A favourite quote: “Humans are capable of a unique trick, creating realities by first imagining them, by experiencing them in our minds… As soon as we sense the possibility of a more desirable world, we begin behaving differently, as though that world is starting to come into existence, as though, in our mind’s eye, we are already there. The dream becomes an invisible force which pulls us forward.

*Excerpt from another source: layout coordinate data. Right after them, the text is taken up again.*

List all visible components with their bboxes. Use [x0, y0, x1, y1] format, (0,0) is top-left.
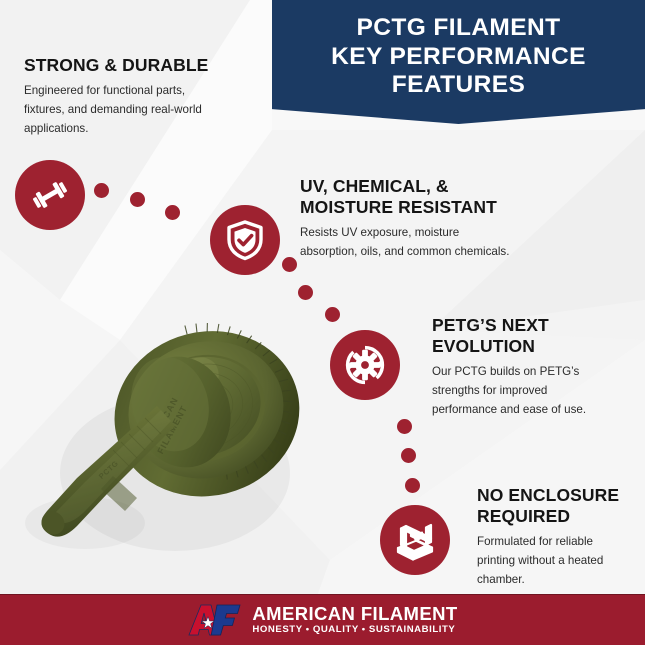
feature-body-line-2: absorption, oils, and common chemicals.: [300, 243, 530, 262]
feature-title: NO ENCLOSURE REQUIRED: [477, 485, 642, 527]
feature-title-line-2: MOISTURE RESISTANT: [300, 197, 530, 218]
feature-title-line-2: REQUIRED: [477, 506, 642, 527]
feature-title-line-1: UV, CHEMICAL, &: [300, 176, 530, 197]
american-filament-af-logo: [187, 603, 243, 637]
connector-dot: [282, 257, 297, 272]
feature-body: Resists UV exposure, moisture absorption…: [300, 224, 530, 262]
footer-bar: AMERICAN FILAMENT HONESTY • QUALITY • SU…: [0, 594, 645, 645]
feature-body-line-1: Our PCTG builds on PETG’s: [432, 363, 632, 382]
infographic-canvas: PCTG FILAMENT KEY PERFORMANCE FEATURES S…: [0, 0, 645, 645]
dumbbell-icon: [30, 175, 70, 215]
feature-body-line-3: applications.: [24, 120, 239, 139]
feature-title-line-2: EVOLUTION: [432, 336, 632, 357]
connector-dot: [165, 205, 180, 220]
header-title-line-2: KEY PERFORMANCE: [331, 43, 586, 72]
feature-block-uv-chemical-moisture: UV, CHEMICAL, & MOISTURE RESISTANT Resis…: [300, 176, 530, 262]
feature-body: Formulated for reliable printing without…: [477, 533, 642, 589]
feature-body-line-2: fixtures, and demanding real-world: [24, 101, 239, 120]
product-image-3d-printed-gear: AMERICAN FILAMENT PCTG: [25, 298, 315, 573]
feature-block-petg-next-evolution: PETG’S NEXT EVOLUTION Our PCTG builds on…: [432, 315, 632, 419]
connector-dot: [401, 448, 416, 463]
feature-title: STRONG & DURABLE: [24, 55, 239, 76]
feature-body: Our PCTG builds on PETG’s strengths for …: [432, 363, 632, 419]
feature-body-line-1: Formulated for reliable: [477, 533, 642, 552]
connector-dot: [325, 307, 340, 322]
feature-body-line-3: performance and ease of use.: [432, 401, 632, 420]
feature-body: Engineered for functional parts, fixture…: [24, 82, 239, 138]
feature-block-no-enclosure-required: NO ENCLOSURE REQUIRED Formulated for rel…: [477, 485, 642, 589]
feature-body-line-3: chamber.: [477, 571, 642, 590]
shield-check-icon: [224, 219, 266, 261]
feature-block-strong-durable: STRONG & DURABLE Engineered for function…: [24, 55, 239, 138]
connector-dot: [130, 192, 145, 207]
feature-body-line-2: strengths for improved: [432, 382, 632, 401]
feature-icon-circle-4: [380, 505, 450, 575]
connector-dot: [397, 419, 412, 434]
feature-body-line-1: Resists UV exposure, moisture: [300, 224, 530, 243]
feature-title-line-1: PETG’S NEXT: [432, 315, 632, 336]
connector-dot: [94, 183, 109, 198]
feature-title-line-1: STRONG & DURABLE: [24, 55, 239, 76]
brand-name: AMERICAN FILAMENT: [252, 604, 457, 623]
brand-tagline: HONESTY • QUALITY • SUSTAINABILITY: [252, 624, 457, 636]
feature-title: PETG’S NEXT EVOLUTION: [432, 315, 632, 357]
connector-dot: [405, 478, 420, 493]
feature-icon-circle-1: [15, 160, 85, 230]
header-title-line-3: FEATURES: [331, 71, 586, 100]
feature-body-line-1: Engineered for functional parts,: [24, 82, 239, 101]
header-banner: PCTG FILAMENT KEY PERFORMANCE FEATURES: [272, 0, 645, 124]
feature-icon-circle-3: [330, 330, 400, 400]
3d-printer-icon: [393, 518, 437, 562]
gear-refresh-icon: [342, 342, 388, 388]
page-title: PCTG FILAMENT KEY PERFORMANCE FEATURES: [319, 14, 598, 110]
feature-icon-circle-2: [210, 205, 280, 275]
feature-title-line-1: NO ENCLOSURE: [477, 485, 642, 506]
header-title-line-1: PCTG FILAMENT: [331, 14, 586, 43]
feature-title: UV, CHEMICAL, & MOISTURE RESISTANT: [300, 176, 530, 218]
feature-body-line-2: printing without a heated: [477, 552, 642, 571]
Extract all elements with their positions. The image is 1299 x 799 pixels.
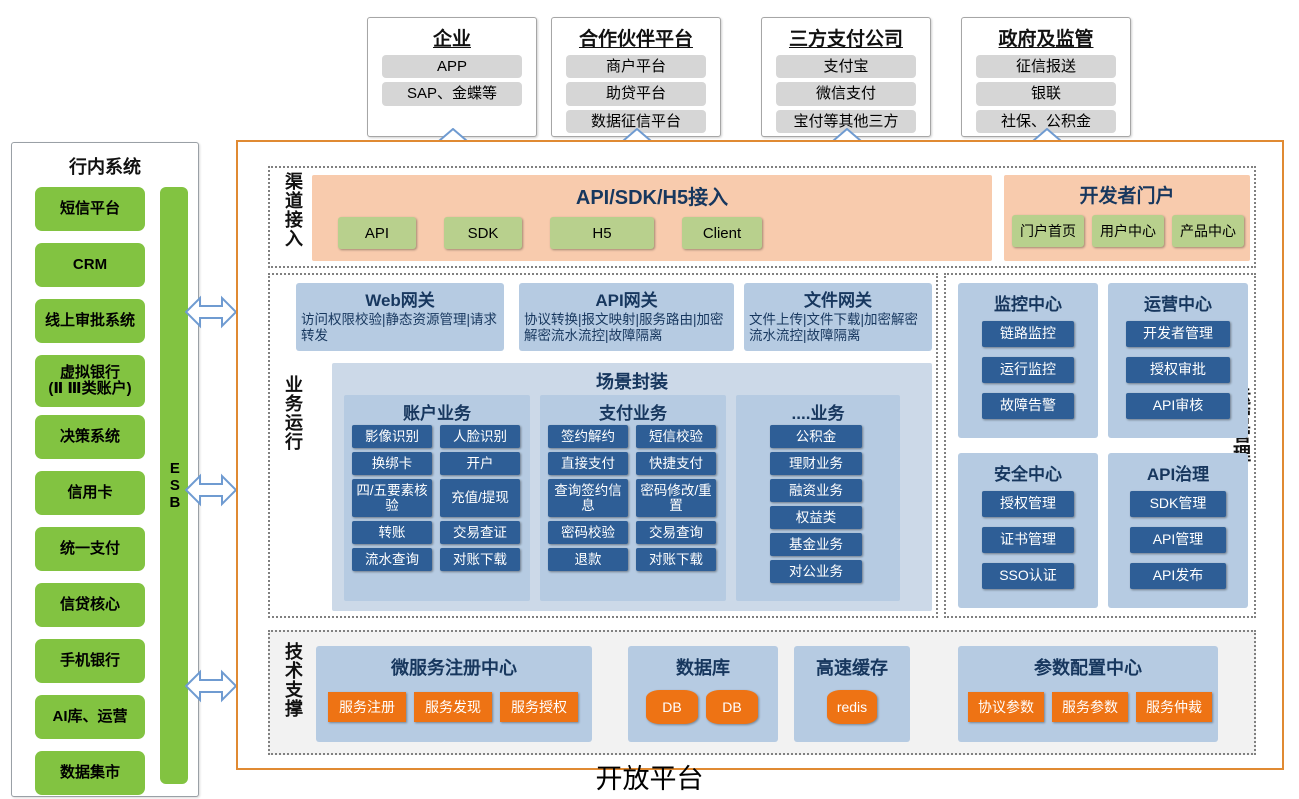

The act of imagining somehow makes it real – and what is possible in art becomes thinkable in life.” Brian Eno

Joanna Kidner
What inspires you to act?
Last year having read the IPCC report in August 2021, I was galvanised into action to organise and deliver an Art event with a group of 8 other artists to promote conversations about the climate crisis, climate justice and whether art can make a difference as part of The Big Green Week in preparation for COP26.
An artwork: ‘Watery Ecstatic’, Ellen Gallagher, 2006/ ‘Object’ Meret Oppenheim 1936
A performance: ‘Missing’ by Gecko theatre company 2019
A book: From ‘What Is to What If’ by Rob Hopkins, ‘The OverStory by Richard Powers’ or Regenisis by George Monbiot, Station11 or Sea of Tranquility by Emily St John Mandel
A song: Maps by the Yeah, yeah, yeahs or Paranoid Android Radiohead
A film: Dune 2021
A poem: ’The Hill We climb’ Amanda Gorman
Anything else that inspires me: Roland Barthes essay on cooking his critical essays The Responsibility of Forms
Inspirational quote: ‘What if we took play seriously?’ Peter Grey from Free to learn

Jeremy Morgan
What inspires you?
An artwork: Untitled (parliament), Fiona Rae
A play: ‘The Scottish Play’ – this rollercoaster of an action thriller has always been my favourite by The Bard!